Countries like Canada, the UK, and the UAE have responded with fast-track visas and startup-friendly immigration policies, posing a serious threat to U.S. dominance in the sector, it notes.
“Immigrant founders fuel America’s AI dominance, raising 2.5 times more funding than U.S.-born founders, driving innovation, and creating jobs that power our economy,” says Dmitri Litvinov, CEO and co-founder of Dreem.
However, President Donald Trump’s immigration policies, particularly the restrictive country caps, severely limit the influx of global AI talent, he says noting, “These arbitrary quotas stifle progress and risk a brain drain, pushing visionaries to countries with less restrictive systems.”
READ: US to pull visas from Chinese students in latest immigration crackdown (May 29, 2025)

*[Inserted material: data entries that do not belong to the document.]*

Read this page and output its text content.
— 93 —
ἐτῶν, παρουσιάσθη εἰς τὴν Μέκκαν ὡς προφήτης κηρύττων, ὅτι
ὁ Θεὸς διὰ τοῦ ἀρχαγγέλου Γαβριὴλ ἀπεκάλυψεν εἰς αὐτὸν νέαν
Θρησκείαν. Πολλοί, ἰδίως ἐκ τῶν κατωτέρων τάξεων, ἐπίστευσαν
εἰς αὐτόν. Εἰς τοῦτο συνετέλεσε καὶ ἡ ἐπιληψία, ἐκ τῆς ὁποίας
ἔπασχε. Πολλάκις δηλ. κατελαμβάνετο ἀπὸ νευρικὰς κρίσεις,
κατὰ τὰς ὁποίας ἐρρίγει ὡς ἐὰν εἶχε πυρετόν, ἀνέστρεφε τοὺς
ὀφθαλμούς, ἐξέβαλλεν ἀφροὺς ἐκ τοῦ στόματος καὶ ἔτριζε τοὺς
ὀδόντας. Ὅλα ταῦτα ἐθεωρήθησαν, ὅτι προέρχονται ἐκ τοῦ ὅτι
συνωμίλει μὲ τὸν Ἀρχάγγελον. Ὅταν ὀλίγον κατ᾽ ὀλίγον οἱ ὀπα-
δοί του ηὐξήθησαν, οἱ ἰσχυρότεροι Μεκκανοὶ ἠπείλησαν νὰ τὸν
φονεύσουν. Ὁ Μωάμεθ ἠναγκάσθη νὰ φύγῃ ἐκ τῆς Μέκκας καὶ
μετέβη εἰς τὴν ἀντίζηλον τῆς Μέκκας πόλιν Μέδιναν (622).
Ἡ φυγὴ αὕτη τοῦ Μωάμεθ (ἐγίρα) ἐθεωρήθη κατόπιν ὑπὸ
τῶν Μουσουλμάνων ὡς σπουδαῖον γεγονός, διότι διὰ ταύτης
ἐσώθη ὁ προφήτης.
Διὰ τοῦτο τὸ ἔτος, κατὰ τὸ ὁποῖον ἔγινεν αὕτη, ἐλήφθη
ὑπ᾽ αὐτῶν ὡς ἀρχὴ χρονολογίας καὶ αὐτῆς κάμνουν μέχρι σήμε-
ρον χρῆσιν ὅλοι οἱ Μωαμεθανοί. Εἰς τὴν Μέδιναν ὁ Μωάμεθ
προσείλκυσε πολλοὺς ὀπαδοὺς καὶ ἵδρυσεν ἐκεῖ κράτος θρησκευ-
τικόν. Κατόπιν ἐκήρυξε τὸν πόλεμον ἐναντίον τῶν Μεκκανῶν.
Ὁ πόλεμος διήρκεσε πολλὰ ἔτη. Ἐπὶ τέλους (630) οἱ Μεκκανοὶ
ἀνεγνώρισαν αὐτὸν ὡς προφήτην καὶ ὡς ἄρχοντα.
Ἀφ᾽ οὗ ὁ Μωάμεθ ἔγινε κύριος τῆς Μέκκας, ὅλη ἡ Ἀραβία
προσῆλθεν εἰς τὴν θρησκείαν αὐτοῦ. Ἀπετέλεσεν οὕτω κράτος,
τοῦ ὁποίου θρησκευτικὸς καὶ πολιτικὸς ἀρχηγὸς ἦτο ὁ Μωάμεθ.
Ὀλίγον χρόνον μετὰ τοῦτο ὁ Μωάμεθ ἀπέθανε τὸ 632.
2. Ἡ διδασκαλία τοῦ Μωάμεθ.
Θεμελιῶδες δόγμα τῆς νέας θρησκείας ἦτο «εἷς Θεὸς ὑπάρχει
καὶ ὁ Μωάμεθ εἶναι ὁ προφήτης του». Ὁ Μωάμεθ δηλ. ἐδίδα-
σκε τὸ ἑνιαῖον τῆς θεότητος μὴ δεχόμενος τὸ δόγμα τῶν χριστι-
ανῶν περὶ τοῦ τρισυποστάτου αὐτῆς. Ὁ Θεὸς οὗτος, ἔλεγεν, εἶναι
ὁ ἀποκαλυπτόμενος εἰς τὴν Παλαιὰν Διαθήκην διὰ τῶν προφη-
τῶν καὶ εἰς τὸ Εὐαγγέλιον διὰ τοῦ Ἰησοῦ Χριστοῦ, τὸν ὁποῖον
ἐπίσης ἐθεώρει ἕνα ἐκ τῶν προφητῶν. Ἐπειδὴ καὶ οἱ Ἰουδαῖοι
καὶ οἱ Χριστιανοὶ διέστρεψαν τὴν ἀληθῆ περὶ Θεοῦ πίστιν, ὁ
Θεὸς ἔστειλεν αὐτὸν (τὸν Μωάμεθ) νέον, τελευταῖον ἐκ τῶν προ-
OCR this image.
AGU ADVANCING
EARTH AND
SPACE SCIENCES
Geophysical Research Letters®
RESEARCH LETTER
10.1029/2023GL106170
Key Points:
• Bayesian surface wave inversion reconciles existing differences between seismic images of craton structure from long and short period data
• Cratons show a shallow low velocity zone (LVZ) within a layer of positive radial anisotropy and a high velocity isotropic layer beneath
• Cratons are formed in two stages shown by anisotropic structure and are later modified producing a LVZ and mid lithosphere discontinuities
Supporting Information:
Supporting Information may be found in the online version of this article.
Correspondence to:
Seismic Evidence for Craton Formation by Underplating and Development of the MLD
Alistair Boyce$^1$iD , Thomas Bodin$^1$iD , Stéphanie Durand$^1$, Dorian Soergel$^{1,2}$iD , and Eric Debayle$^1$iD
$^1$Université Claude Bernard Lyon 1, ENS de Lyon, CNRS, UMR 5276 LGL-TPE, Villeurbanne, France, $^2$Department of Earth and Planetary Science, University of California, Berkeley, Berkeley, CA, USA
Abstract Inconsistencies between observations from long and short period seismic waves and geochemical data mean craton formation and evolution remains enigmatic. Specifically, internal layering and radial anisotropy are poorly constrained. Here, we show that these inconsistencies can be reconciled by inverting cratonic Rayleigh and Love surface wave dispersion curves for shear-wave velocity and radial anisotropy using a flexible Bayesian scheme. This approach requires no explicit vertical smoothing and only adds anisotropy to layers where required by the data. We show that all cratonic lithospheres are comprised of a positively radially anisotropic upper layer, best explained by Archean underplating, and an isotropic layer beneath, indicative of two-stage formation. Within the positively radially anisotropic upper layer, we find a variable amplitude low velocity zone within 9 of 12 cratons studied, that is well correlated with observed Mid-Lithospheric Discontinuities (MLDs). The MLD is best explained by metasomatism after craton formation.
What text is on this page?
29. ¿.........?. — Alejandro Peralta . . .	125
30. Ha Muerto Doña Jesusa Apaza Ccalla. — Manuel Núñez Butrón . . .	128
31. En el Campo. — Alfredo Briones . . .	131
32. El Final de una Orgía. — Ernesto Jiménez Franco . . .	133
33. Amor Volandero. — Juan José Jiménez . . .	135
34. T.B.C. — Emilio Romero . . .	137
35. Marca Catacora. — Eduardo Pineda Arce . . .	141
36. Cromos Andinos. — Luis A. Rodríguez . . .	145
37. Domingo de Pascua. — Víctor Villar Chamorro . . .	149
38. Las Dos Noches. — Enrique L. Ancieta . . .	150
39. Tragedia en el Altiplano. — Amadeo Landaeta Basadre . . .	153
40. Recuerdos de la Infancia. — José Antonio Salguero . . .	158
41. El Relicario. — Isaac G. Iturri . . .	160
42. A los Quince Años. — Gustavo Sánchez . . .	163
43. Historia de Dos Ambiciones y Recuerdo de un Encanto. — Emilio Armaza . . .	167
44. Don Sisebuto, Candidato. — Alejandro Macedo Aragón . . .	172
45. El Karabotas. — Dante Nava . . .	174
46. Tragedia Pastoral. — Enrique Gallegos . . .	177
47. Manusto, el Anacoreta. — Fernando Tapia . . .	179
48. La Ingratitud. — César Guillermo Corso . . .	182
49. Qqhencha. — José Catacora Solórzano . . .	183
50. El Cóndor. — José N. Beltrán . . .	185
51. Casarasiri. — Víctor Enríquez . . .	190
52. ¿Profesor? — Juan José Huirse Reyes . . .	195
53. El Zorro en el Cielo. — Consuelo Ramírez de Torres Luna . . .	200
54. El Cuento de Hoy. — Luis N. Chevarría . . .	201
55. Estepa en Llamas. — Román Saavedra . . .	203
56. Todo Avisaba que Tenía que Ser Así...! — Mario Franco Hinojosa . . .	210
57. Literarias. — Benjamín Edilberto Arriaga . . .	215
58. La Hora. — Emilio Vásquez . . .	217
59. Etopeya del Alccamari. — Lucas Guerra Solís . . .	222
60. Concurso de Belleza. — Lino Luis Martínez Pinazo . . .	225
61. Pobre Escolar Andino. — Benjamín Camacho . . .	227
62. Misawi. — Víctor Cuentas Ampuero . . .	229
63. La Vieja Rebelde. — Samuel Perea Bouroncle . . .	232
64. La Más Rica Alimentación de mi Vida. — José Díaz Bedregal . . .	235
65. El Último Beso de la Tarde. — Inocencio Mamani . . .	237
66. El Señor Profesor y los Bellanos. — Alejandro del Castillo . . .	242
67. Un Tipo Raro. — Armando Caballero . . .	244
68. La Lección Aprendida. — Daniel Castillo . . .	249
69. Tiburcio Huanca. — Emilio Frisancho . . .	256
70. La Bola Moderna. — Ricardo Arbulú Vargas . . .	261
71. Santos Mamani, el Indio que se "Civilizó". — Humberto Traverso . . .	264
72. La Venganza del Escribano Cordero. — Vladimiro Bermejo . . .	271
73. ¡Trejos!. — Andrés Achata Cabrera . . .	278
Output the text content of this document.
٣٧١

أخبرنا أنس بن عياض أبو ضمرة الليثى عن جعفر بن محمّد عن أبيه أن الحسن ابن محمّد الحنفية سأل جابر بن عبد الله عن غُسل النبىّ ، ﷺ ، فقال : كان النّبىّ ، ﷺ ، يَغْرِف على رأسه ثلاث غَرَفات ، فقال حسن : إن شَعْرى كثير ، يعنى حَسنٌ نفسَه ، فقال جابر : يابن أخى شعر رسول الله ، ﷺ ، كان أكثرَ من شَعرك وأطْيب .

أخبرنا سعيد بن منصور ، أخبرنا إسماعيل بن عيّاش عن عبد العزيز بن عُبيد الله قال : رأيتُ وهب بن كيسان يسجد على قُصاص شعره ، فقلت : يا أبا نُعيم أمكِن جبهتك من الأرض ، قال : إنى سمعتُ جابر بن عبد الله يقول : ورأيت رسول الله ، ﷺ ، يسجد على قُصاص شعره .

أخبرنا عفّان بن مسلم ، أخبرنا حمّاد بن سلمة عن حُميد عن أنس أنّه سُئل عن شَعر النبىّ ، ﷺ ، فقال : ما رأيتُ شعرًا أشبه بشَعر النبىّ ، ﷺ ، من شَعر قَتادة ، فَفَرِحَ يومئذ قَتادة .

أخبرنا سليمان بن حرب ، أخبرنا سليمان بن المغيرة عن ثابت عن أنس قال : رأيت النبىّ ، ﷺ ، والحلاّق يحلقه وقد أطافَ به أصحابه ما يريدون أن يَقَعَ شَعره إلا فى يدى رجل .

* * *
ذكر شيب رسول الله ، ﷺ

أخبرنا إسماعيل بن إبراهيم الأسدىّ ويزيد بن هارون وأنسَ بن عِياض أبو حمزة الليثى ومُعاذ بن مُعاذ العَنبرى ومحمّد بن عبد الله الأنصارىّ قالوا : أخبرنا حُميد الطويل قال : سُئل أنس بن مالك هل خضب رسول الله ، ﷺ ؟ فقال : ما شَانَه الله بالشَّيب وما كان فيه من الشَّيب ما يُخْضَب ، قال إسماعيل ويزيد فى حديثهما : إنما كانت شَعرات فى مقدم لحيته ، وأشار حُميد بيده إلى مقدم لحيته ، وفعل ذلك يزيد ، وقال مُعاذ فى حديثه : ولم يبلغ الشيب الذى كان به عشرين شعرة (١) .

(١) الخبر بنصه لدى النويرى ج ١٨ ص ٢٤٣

“The U.S. must abolish country caps and streamline skilled immigration to secure its AI leadership, or lose out on the next wave of breakthroughs,” says Litvinov.
Key Findings:
- 62% of top private U.S. AI companies have at least one non–U.S.-born founder
- Companies with immigrant founders raised $167 billion, vs. $68.1 billion by U.S.-born-only teams
- Immigrant-founded companies include industry leaders such as OpenAI, Anthropic, Databricks, xAI, and Waymo
- The AI sector’s epicenter remains California (66%), followed by New York (15%) and Texas (4%)
- San Francisco alone is home to 26% of the top 100 companies.